Now, consider a point at the origin. That corresponds to a particle at the coordinate x=0 at a time t=0. If that particle is moving at a constant speed v, then x = v t, this is a straight line in spacetime, its slope is related to the particle's speed. If v = 0, then such line is x = 0, which is a vertical line along the time axis. Recall that there's a universal limiting speed c. So, we normally scale the time coordinate so that the slope of the line x = c t has an angle of 45º.
So, if you plot the lines where the particle moves at the speed of light, you get two lines, one inclined 45º to the right (x=ct) and the other 45º to the left (x=-ct). If the particle is at rest, the line that describes its motion is vertical. As its speed increases, that line will gradually tend to the inclination of 45º. Because of this, an arbitrary curve that describes the particle's motion can't hope to escape the region limited by the two lines with slope of 45º. Every event outside this region can't be affected by the particle.

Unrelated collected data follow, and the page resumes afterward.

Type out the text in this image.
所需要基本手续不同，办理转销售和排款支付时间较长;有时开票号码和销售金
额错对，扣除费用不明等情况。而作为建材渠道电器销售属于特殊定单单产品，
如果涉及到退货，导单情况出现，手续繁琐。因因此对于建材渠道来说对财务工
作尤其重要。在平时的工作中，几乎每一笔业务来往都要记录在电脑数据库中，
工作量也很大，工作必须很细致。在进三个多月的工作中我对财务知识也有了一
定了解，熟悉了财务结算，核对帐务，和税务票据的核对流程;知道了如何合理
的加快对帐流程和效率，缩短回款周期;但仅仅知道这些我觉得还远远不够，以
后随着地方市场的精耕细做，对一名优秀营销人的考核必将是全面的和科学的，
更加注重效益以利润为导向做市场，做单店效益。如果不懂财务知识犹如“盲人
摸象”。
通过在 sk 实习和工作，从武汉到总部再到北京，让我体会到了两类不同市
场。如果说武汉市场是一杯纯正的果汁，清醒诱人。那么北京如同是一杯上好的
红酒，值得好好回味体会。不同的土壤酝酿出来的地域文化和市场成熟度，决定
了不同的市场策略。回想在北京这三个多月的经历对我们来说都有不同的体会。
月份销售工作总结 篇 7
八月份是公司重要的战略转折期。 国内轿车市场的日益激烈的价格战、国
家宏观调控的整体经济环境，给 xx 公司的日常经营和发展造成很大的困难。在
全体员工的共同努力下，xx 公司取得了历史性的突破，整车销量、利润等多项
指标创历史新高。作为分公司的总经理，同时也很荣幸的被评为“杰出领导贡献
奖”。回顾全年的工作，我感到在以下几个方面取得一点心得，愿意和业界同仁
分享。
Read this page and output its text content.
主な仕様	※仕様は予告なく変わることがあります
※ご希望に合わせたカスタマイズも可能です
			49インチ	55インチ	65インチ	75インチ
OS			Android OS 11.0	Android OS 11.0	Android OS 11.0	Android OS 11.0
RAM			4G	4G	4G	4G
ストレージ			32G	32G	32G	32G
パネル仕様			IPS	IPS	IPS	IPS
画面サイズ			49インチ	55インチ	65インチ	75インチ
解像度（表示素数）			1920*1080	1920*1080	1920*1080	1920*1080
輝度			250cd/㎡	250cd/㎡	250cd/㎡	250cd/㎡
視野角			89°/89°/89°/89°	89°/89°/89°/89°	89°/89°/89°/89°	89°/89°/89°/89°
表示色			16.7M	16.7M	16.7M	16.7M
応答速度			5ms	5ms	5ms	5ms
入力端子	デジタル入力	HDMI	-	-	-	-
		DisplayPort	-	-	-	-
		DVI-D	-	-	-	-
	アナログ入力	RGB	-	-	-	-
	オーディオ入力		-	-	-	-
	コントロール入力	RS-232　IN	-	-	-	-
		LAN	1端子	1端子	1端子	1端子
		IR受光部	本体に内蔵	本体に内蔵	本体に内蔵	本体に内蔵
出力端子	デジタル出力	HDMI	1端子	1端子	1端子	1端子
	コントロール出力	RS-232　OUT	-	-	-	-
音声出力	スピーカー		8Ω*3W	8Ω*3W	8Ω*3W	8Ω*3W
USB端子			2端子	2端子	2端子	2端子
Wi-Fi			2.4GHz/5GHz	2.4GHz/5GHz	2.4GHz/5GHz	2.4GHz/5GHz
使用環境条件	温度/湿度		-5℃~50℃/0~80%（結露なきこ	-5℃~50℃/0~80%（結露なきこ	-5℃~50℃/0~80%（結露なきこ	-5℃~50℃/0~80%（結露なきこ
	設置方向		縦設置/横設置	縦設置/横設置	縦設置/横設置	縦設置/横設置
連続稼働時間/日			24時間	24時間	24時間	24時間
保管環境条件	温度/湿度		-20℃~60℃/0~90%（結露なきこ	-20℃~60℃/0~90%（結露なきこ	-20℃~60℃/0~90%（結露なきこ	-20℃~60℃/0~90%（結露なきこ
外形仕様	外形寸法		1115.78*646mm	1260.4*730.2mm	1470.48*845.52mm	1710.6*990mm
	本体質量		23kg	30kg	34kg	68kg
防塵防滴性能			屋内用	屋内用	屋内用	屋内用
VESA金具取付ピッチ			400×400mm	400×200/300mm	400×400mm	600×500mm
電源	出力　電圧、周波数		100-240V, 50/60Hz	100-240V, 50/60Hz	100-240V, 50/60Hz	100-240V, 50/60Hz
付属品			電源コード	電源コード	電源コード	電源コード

The concept of observable universe comes to solve a paradox of causality. Our intuition says that, if an event A happened at a time before another event B, then A could have been the cause of B. In SR, however, a frame can measure that A happened before B while another can measure that B happened before A, causing a paradox. However, if you remember, our previous discussion, a particle's motion can only affect what's inside the region delimited by those two inclined lines. So, if you have two events A and B, A could only have caused B if B is inside A's causal future (that region). Using this definition of causality, the math of SR will guarantee that if you take a frame, draw the two 45º lines from A and conclude that B is inside that region, then any other frame will get to the same conclusion so we have consistency.